In order to overcome the barriers in wide-scale renewable thermal deployment, the Renewable Thermal Collaborative hosts working groups open to RTC members and sponsors, interested thermal energy buyers, and outside experts to come together to discuss potential solutions. If you are interested in joining one of our working groups, contact Blaine Collison at firstname.lastname@example.org
Industrial thermal energy needs, especially for heat, are a significant challenge for climate change mitigation efforts. Worldwide, industrial heat makes up two-thirds of industrial energy demand and almost one-fifth of total energy consumption. However, only ten percent of this demand is met using renewable energy.

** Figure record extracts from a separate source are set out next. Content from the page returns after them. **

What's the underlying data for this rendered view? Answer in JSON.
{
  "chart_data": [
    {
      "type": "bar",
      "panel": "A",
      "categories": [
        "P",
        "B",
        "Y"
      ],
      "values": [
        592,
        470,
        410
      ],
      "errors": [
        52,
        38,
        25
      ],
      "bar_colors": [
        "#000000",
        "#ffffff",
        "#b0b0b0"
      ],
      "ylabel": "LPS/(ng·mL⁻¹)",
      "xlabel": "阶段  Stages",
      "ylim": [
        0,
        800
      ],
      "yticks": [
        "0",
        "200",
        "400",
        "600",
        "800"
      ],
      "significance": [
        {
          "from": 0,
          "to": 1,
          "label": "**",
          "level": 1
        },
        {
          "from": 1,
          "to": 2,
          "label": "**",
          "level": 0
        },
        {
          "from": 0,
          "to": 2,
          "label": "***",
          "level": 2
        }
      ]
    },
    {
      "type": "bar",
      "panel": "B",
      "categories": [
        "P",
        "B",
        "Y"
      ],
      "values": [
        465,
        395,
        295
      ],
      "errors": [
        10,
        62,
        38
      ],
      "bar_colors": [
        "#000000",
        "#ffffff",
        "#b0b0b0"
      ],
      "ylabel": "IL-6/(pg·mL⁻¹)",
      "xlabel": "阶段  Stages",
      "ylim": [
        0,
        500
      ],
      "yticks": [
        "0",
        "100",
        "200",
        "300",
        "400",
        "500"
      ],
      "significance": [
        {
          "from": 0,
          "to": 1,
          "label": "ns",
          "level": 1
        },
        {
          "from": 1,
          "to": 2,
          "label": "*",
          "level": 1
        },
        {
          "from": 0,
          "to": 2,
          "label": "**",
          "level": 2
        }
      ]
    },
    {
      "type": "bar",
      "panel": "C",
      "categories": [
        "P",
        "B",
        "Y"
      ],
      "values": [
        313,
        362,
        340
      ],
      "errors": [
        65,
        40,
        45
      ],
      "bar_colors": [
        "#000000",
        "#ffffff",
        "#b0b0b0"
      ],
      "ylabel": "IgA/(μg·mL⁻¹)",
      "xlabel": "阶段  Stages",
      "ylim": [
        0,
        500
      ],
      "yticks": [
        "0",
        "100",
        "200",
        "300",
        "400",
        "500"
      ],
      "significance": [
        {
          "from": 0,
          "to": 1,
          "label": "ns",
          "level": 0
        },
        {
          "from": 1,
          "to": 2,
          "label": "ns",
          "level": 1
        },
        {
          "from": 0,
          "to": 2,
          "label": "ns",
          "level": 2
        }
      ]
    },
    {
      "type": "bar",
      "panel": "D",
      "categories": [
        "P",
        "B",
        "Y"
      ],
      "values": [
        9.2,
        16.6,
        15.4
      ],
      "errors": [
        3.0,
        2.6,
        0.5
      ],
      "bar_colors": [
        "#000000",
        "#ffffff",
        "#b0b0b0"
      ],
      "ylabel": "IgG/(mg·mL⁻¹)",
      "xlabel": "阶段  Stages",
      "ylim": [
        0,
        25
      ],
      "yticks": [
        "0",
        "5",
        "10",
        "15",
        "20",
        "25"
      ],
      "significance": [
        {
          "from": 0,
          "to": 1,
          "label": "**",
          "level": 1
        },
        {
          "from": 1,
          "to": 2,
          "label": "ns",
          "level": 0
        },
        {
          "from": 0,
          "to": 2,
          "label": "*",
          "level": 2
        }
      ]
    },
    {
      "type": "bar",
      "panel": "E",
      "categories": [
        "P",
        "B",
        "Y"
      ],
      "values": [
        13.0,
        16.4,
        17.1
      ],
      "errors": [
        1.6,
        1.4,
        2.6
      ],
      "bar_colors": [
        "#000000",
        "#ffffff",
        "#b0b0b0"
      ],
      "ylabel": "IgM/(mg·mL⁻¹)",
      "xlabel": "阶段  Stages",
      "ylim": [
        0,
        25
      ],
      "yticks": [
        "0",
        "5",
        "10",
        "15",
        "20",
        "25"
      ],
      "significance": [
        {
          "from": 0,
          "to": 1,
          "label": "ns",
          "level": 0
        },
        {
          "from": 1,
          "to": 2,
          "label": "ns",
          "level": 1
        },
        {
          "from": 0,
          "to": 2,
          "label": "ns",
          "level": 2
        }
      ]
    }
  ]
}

In the U.S., fossil fuel combustion to produce heat and steam used for process heating, process reactions, and process evaporation, concentration, and drying creates about 52 percent of the country’s industrial direct greenhouse gas (GHG) emissions.
There is a significant opportunity to decarbonize the industrial sector by shifting heat production away from carbon-intensive fossil fuels to clean sources such as electrification where low- or zero-carbon electricity is used.
Renewable Natural Gas
Working with the Downstream Natural Gas Initiative at MJ Bradley & Associates, the Renewable Natural Gas (RNG) Working Group is working to develop a Draft Action Plan to accelerate deployment of RNG solutions for commercial, industrial, and institutional energy users.
The Solar Thermal Working Group seeks to address the major technical, market, economic, institutional, and policy barriers impeding the scaling the development and deployment of this technology as well as its potential to deliver cost-effective and sustainable, lower-carbon thermal energy in the short-term (by 2030) and the long-term (2050).
The group’s goal is to put together a Technology Assessment focused on the acceleration of solar thermal, primarily focused on how the technology can become sustainable, cost-competitive, and scalable.
GHG Accounting & Claims
The increasing interest in renewable and decarbonized thermal energy solutions has highlighted the need to consider how these strategies and solutions are treated under greenhouse gas accounting frameworks and claims guidance.
The GHG Accounting & Claims Working Group seeks to review these issues and develop a cohesive perspective that captures industrial and corporate efforts to decarbonize thermal energy use and Scope One emissions.